Taskfile is a task runner that helps automate repetitive tasks using a simple YAML configuration. To get Taskfile running, follow the installation instructions from taskfile.dev.
Once installed, you can run tasks defined in Taskfile.yml using the task command.
To list all available tasks:
task --list
Passing parameters to tasks:
Some tasks accept command-line arguments. Use -- to separate task arguments from script arguments:
task run-frequent-items -- --min-support 0.15 --min-confidence 0.70
To see available parameters for a task:
task run-frequent-items -- --help
Complete data setup (recommended for first-time setup):
task setup-data
Downloads, processes, and cleans all datasets in one command.
Individual data tasks:
task sync
Syncs Python dependencies using uv.
task download-data
Downloads and saves all datasets locally from Kaggle.
task clean-data
Cleans the downloaded datasets by removing nulls, invalid ratings, and mapping review scores to numeric values.
task scrape-rt-movies
Scrapes movie titles and descriptions from Rotten Tomatoes using the movie IDs from the reviews dataset. Uses 10 concurrent workers with rate limiting and supports resuming if interrupted. Creates rotten_tomatoes_movie_details.csv in data/raw/.
task retry-failed-scrapes
Retries scraping movies that previously failed during the main scraping process. Updates existing entries in the output file instead of creating duplicates - failed entries are replaced with successful results when possible.
task merge-data
Merges all cleaned datasets into a single comprehensive dataset using normalized movie titles as the merge key. Handles inconsistencies like case variations and year annotations (e.g., "Movie (2020)"). Aggregates reviews and actors into lists. Creates movies_merged.csv in data/merged/.

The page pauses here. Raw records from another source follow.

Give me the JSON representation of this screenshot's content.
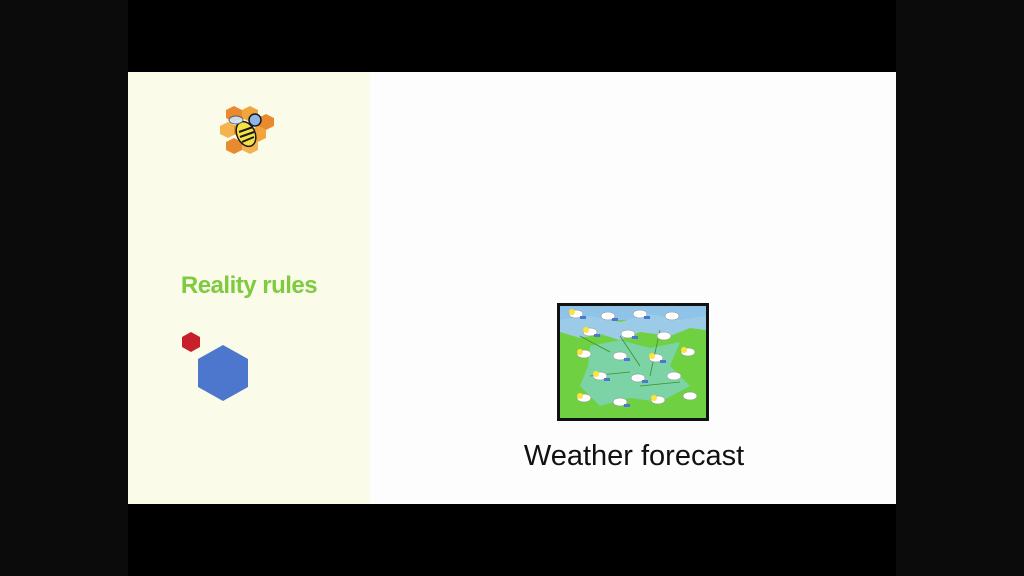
{
  "sidebar": {
    "title": "Reality rules",
    "logo_icon": "bee-honeycomb-icon",
    "accent_color": "#7ecb3f",
    "hex_small_color": "#c8202b",
    "hex_large_color": "#4d77cc"
  },
  "main": {
    "image_icon": "weather-map-icon",
    "caption": "Weather forecast"
  }
}
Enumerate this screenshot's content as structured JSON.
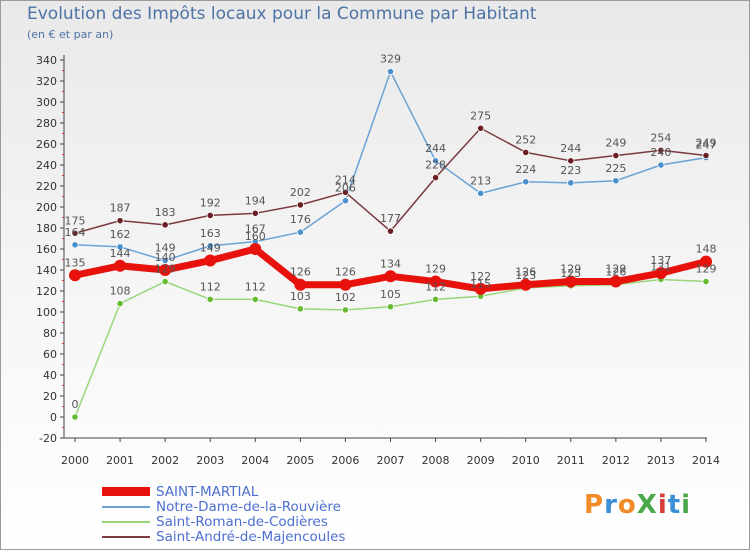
{
  "header": {
    "title": "Evolution des Impôts locaux pour la Commune par Habitant",
    "subtitle": "(en € et par an)"
  },
  "logo": {
    "text": "ProXiti",
    "colors": [
      "#f28c28",
      "#3a8fd6",
      "#f28c28",
      "#4aa84a",
      "#d93a3a",
      "#3a8fd6",
      "#4aa84a"
    ]
  },
  "chart_data": {
    "type": "line",
    "x": [
      "2000",
      "2001",
      "2002",
      "2003",
      "2004",
      "2005",
      "2006",
      "2007",
      "2008",
      "2009",
      "2010",
      "2011",
      "2012",
      "2013",
      "2014"
    ],
    "ylim": [
      -20,
      340
    ],
    "yticks": [
      -20,
      0,
      20,
      40,
      60,
      80,
      100,
      120,
      140,
      160,
      180,
      200,
      220,
      240,
      260,
      280,
      300,
      320,
      340
    ],
    "grid": false,
    "legend_position": "bottom-left",
    "series": [
      {
        "name": "SAINT-MARTIAL",
        "color": "#e8120c",
        "line_color": "#e8120c",
        "width": 7,
        "label_color": "#555555",
        "values": [
          135,
          144,
          140,
          149,
          160,
          126,
          126,
          134,
          129,
          122,
          126,
          129,
          129,
          137,
          148
        ]
      },
      {
        "name": "Notre-Dame-de-la-Rouvière",
        "color": "#4a90cc",
        "line_color": "#6aa2d4",
        "width": 1.5,
        "label_color": "#555555",
        "values": [
          164,
          162,
          149,
          163,
          167,
          176,
          206,
          329,
          244,
          213,
          224,
          223,
          225,
          240,
          247
        ]
      },
      {
        "name": "Saint-Roman-de-Codières",
        "color": "#66bb33",
        "line_color": "#99d67a",
        "width": 1.5,
        "label_color": "#555555",
        "values": [
          0,
          108,
          129,
          112,
          112,
          103,
          102,
          105,
          112,
          115,
          123,
          125,
          126,
          131,
          129
        ]
      },
      {
        "name": "Saint-André-de-Majencoules",
        "color": "#6b1f24",
        "line_color": "#7a3a3e",
        "width": 1.5,
        "label_color": "#555555",
        "values": [
          175,
          187,
          183,
          192,
          194,
          202,
          214,
          177,
          228,
          275,
          252,
          244,
          249,
          254,
          249
        ]
      }
    ]
  }
}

Explore all datasets (raw and cleaned):
task explore-data
Provides statistics and descriptions for both raw and cleaned versions of all datasets.
Explore only raw datasets:
task explore-data-raw
Provides statistics and descriptions for raw datasets only.
Explore only cleaned datasets:
task explore-data-clean
Provides statistics and descriptions for cleaned datasets only.